An advantage of the Triton reference architecture is that it has been pre-engineered, tested and optimized before installation, enabling more time and focus to be spent on customizing the design for specific workload and organizational needs.
In addition, having the WekaFS within the Triton architecture means research workflows are simplified by eliminating staging-in and staging-out data into a compute node’s local SSD, a complex and slow process. In effect, research outcomes are no longer hampered by a node’s limited local SSD storage capacity. The WekaFS acts as a front-end, enabling quick access to the object archive tier so that applications have access to all the data.
“OMRF scientists no longer have to deal with the storage management and life cycle,” said Silicon Mechanics. “Their old workflow required staging data to a compute node’s local SSD for better application performance. Now they have enough performance and expandable capacity, they don’t have to think about it.”

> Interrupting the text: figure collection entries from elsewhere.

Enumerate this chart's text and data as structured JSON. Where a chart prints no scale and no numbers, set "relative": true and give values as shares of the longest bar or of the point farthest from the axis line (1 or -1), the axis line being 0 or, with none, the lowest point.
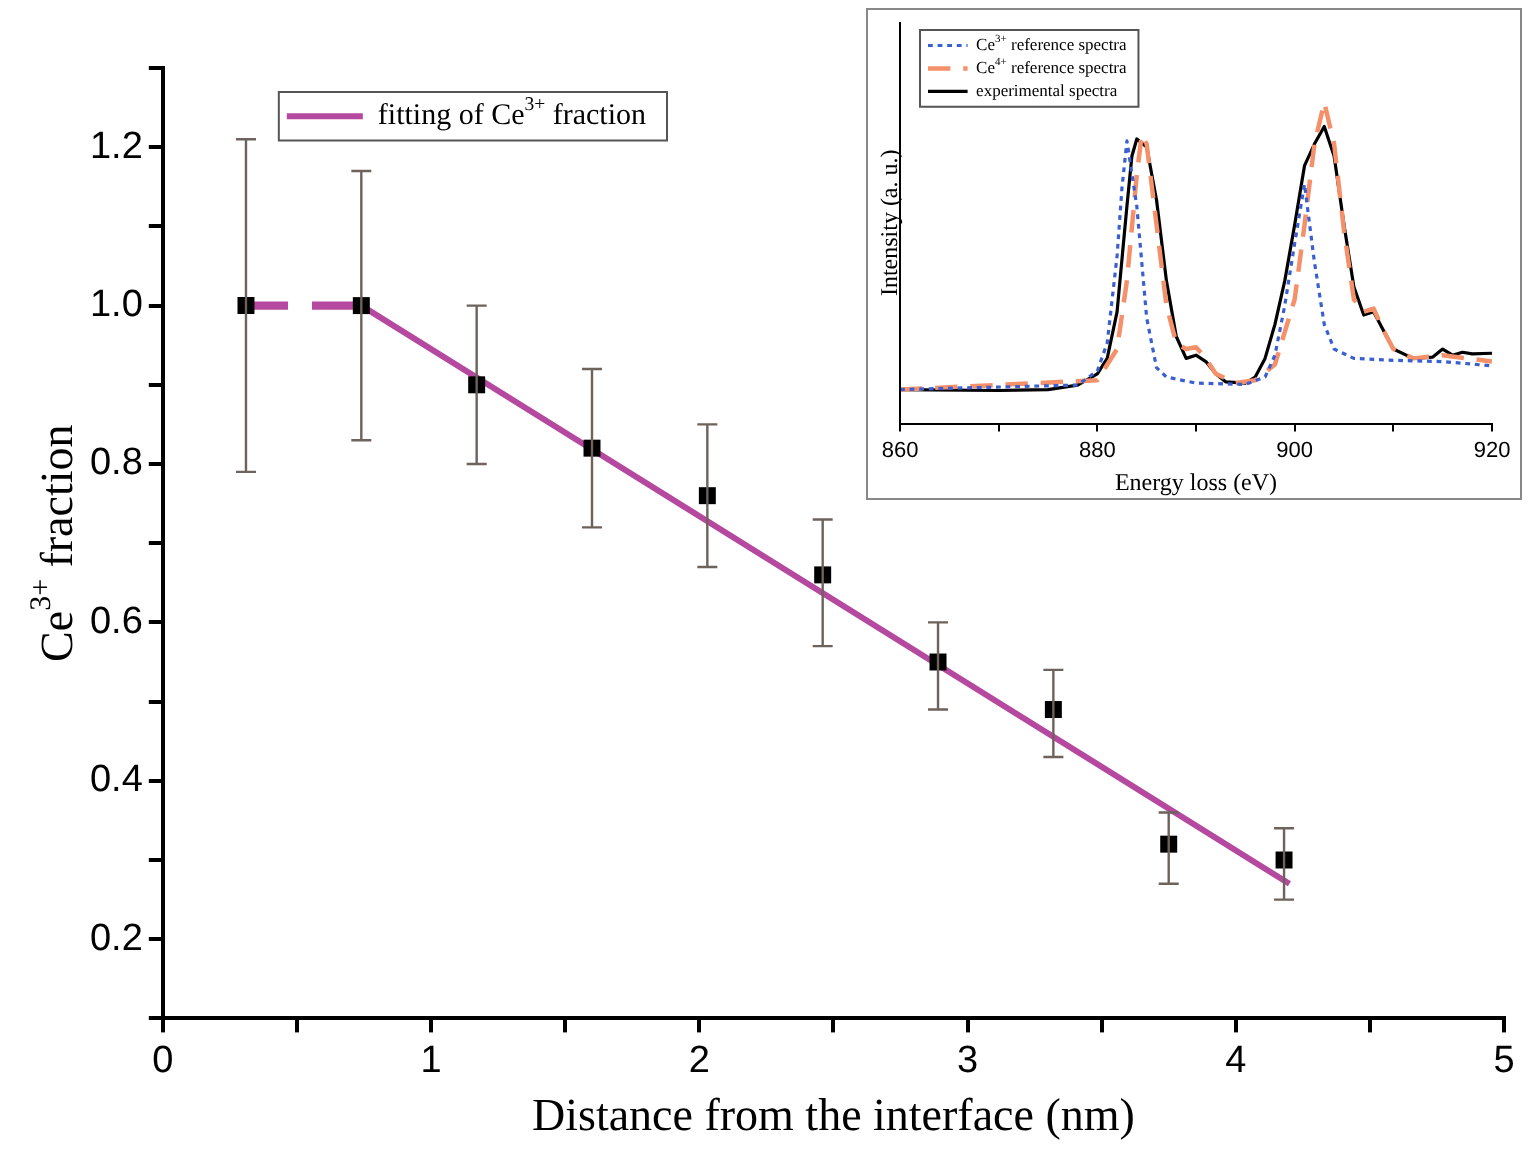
{
  "chart_data": [
    {
      "type": "scatter",
      "xlabel": "Distance from the interface (nm)",
      "ylabel": "Ce$^{3+}$ fraction",
      "xlim": [
        0,
        5
      ],
      "xticks": [
        0,
        {
          "value": 0.5,
          "label": null
        },
        1,
        {
          "value": 1.5,
          "label": null
        },
        2,
        {
          "value": 2.5,
          "label": null
        },
        3,
        {
          "value": 3.5,
          "label": null
        },
        4,
        {
          "value": 4.5,
          "label": null
        },
        5
      ],
      "ylim": [
        0.1,
        1.3
      ],
      "yticks": [
        {
          "value": 0.1,
          "label": null
        },
        0.2,
        {
          "value": 0.3,
          "label": null
        },
        0.4,
        {
          "value": 0.5,
          "label": null
        },
        0.6,
        {
          "value": 0.7,
          "label": null
        },
        0.8,
        {
          "value": 0.9,
          "label": null
        },
        {
          "value": 1,
          "label": "1.0"
        },
        {
          "value": 1.1,
          "label": null
        },
        1.2,
        {
          "value": 1.3,
          "label": null
        }
      ],
      "grid": false,
      "legend": "top left",
      "series": [
        {
          "color": "#000000",
          "marker": "square",
          "x": [
            0.31,
            0.74,
            1.17,
            1.6,
            2.03,
            2.46,
            2.89,
            3.32,
            3.75,
            4.18
          ],
          "values": [
            1.0,
            1.0,
            0.9,
            0.82,
            0.76,
            0.66,
            0.55,
            0.49,
            0.32,
            0.3
          ],
          "errors": [
            [
              0.79,
              1.21
            ],
            [
              0.83,
              1.17
            ],
            [
              0.8,
              1.0
            ],
            [
              0.72,
              0.92
            ],
            [
              0.67,
              0.85
            ],
            [
              0.57,
              0.73
            ],
            [
              0.49,
              0.6
            ],
            [
              0.43,
              0.54
            ],
            [
              0.27,
              0.36
            ],
            [
              0.25,
              0.34
            ]
          ]
        },
        {
          "type": "line",
          "name": "fitting of Ce$^{3+}$ fraction",
          "color": "#b5489f",
          "line_style": "solid",
          "x": [
            0.74,
            4.2
          ],
          "values": [
            1.0,
            0.27
          ]
        },
        {
          "type": "line",
          "color": "#b5489f",
          "line_style": "dashed",
          "x": [
            0.31,
            0.74
          ],
          "values": [
            1.0,
            1.0
          ]
        }
      ]
    },
    {
      "type": "line",
      "xlabel": "Energy loss (eV)",
      "ylabel": "Intensity (a. u.)",
      "relative": true,
      "tick_labels": "x",
      "xlim": [
        860,
        920
      ],
      "xticks": [
        860,
        {
          "value": 870,
          "label": null
        },
        880,
        {
          "value": 890,
          "label": null
        },
        900,
        {
          "value": 910,
          "label": null
        },
        920
      ],
      "grid": false,
      "legend": "top left",
      "series": [
        {
          "name": "Ce$^{3+}$ reference spectra",
          "color": "#3a5fd0",
          "line_style": "dotted",
          "x": [
            860,
            878,
            880,
            881,
            882,
            882.5,
            883,
            884,
            885,
            886,
            887,
            890,
            895,
            897,
            898,
            899,
            900,
            901,
            902,
            903,
            904,
            906,
            910,
            915,
            920
          ],
          "values": [
            0.106,
            0.12,
            0.164,
            0.251,
            0.522,
            0.735,
            0.88,
            0.677,
            0.329,
            0.174,
            0.145,
            0.126,
            0.122,
            0.145,
            0.213,
            0.368,
            0.561,
            0.745,
            0.503,
            0.309,
            0.232,
            0.203,
            0.197,
            0.193,
            0.18
          ]
        },
        {
          "name": "Ce$^{4+}$ reference spectra",
          "color": "#f4906a",
          "line_style": "dashed",
          "x": [
            860,
            880,
            882,
            883,
            884,
            884.5,
            885,
            886,
            887,
            888,
            889,
            890,
            891,
            892,
            894,
            896,
            898,
            900,
            901,
            902,
            903,
            904,
            905,
            906,
            907,
            908,
            909,
            910,
            912,
            915,
            920
          ],
          "values": [
            0.106,
            0.135,
            0.232,
            0.445,
            0.774,
            0.899,
            0.87,
            0.619,
            0.368,
            0.251,
            0.232,
            0.238,
            0.203,
            0.155,
            0.126,
            0.135,
            0.184,
            0.387,
            0.619,
            0.87,
            1.0,
            0.87,
            0.6,
            0.387,
            0.348,
            0.358,
            0.29,
            0.232,
            0.203,
            0.213,
            0.193
          ]
        },
        {
          "name": "experimental spectra",
          "color": "#000000",
          "line_style": "solid",
          "x": [
            860,
            870,
            875,
            878,
            880,
            881,
            882,
            883,
            883.5,
            884,
            885,
            886,
            887,
            888,
            889,
            890,
            891,
            892,
            893,
            895,
            896,
            897,
            898,
            899,
            900,
            901,
            902,
            903,
            904,
            905,
            906,
            907,
            908,
            909,
            910,
            912,
            914,
            915,
            916,
            917,
            918,
            920
          ],
          "values": [
            0.106,
            0.103,
            0.106,
            0.12,
            0.155,
            0.203,
            0.348,
            0.677,
            0.832,
            0.886,
            0.861,
            0.696,
            0.445,
            0.271,
            0.203,
            0.213,
            0.193,
            0.155,
            0.13,
            0.126,
            0.145,
            0.203,
            0.309,
            0.445,
            0.619,
            0.803,
            0.87,
            0.925,
            0.832,
            0.619,
            0.426,
            0.338,
            0.348,
            0.29,
            0.232,
            0.203,
            0.207,
            0.232,
            0.213,
            0.222,
            0.217,
            0.219
          ]
        }
      ]
    }
  ]
}
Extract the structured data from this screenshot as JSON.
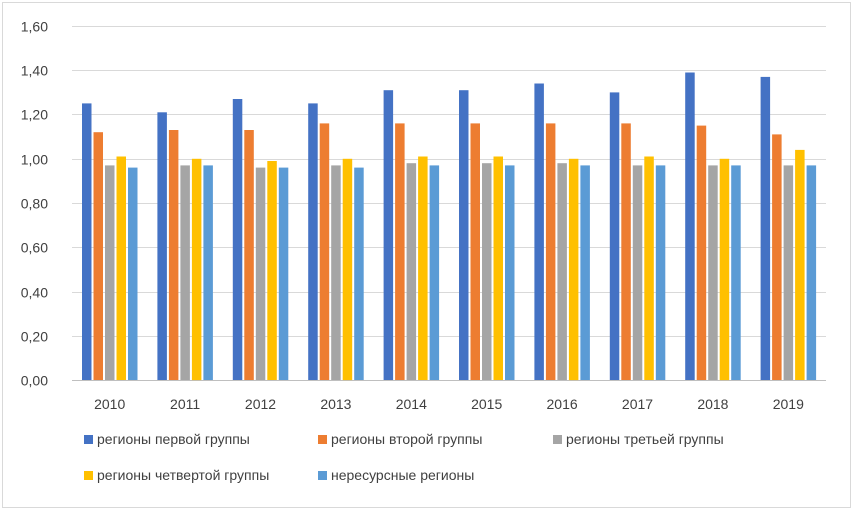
{
  "chart_data": {
    "type": "bar",
    "title": "",
    "xlabel": "",
    "ylabel": "",
    "ylim": [
      0,
      1.6
    ],
    "yticks": [
      "0,00",
      "0,20",
      "0,40",
      "0,60",
      "0,80",
      "1,00",
      "1,20",
      "1,40",
      "1,60"
    ],
    "grid": true,
    "legend_position": "bottom",
    "categories": [
      "2010",
      "2011",
      "2012",
      "2013",
      "2014",
      "2015",
      "2016",
      "2017",
      "2018",
      "2019"
    ],
    "series": [
      {
        "name": "регионы первой группы",
        "color": "#4472c4",
        "values": [
          1.25,
          1.21,
          1.27,
          1.25,
          1.31,
          1.31,
          1.34,
          1.3,
          1.39,
          1.37
        ]
      },
      {
        "name": "регионы второй группы",
        "color": "#ed7d31",
        "values": [
          1.12,
          1.13,
          1.13,
          1.16,
          1.16,
          1.16,
          1.16,
          1.16,
          1.15,
          1.11
        ]
      },
      {
        "name": "регионы третьей группы",
        "color": "#a5a5a5",
        "values": [
          0.97,
          0.97,
          0.96,
          0.97,
          0.98,
          0.98,
          0.98,
          0.97,
          0.97,
          0.97
        ]
      },
      {
        "name": "регионы четвертой группы",
        "color": "#ffc000",
        "values": [
          1.01,
          1.0,
          0.99,
          1.0,
          1.01,
          1.01,
          1.0,
          1.01,
          1.0,
          1.04
        ]
      },
      {
        "name": "нересурсные регионы",
        "color": "#5b9bd5",
        "values": [
          0.96,
          0.97,
          0.96,
          0.96,
          0.97,
          0.97,
          0.97,
          0.97,
          0.97,
          0.97
        ]
      }
    ]
  }
}
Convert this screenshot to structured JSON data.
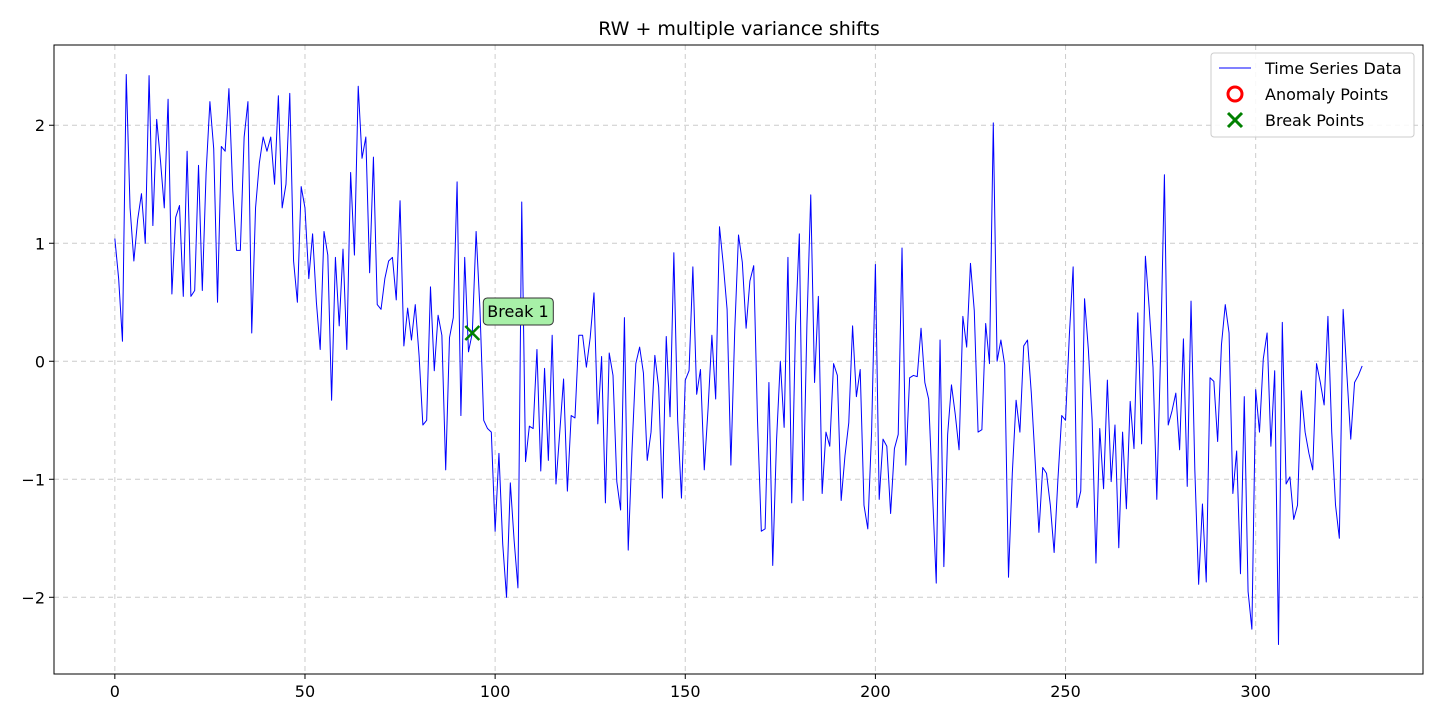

At the heart of this powerful infrastructure, of course, are the microprocessors powering Silicon Mechanics hardware running OMRF research workloads. Silicon Mechanics selected AMD EPYC 7002 Series CPUs because they offer several key advances impacting how HPC workloads are processed.
“These AMD processors use the new fourth generation PCIe technology, which supports a 16 GT/s bit rate,” said Silicon Mechanics. “AMD has more PCIe slots and more PCIe lanes, which can really help in building a balanced system. This gives you more flexibility for architectural options, you can add lots of high bandwidth devices that solution architects like me used to only dream about.
A key to the success of the new research infrastructure is the joint experience of OMRF working with Silicon Mechanics, which is well-versed with the foundation’s unique workloads and organizational requirements.
“Having a trusted advisor and a partner that they will take the time to look at what they need, that’s what it’s all about,” said the representative. “They only get this money once every year-and-a-half or so. It’s critical they spend it correctly. Together, we can look at a lot of options, and they put a lot of trust in us to give them good advice.”
For customer support on day-to-day matters, “it really is the fact that they can pick up the phone and talk to people with decades of experience in HPC without going through a phone tree,” the representative said. “OMRF can talk with technical people who have worked with them for more than five years. This isn’t a place where reps come and go. In this industry, you’d be surprised how many people will trade emails back and forth to death versus picking up the phone and talking through the problem with a customer. A lot of times, customers just want to talk to somebody instead of trading emails. It’s really that simple.”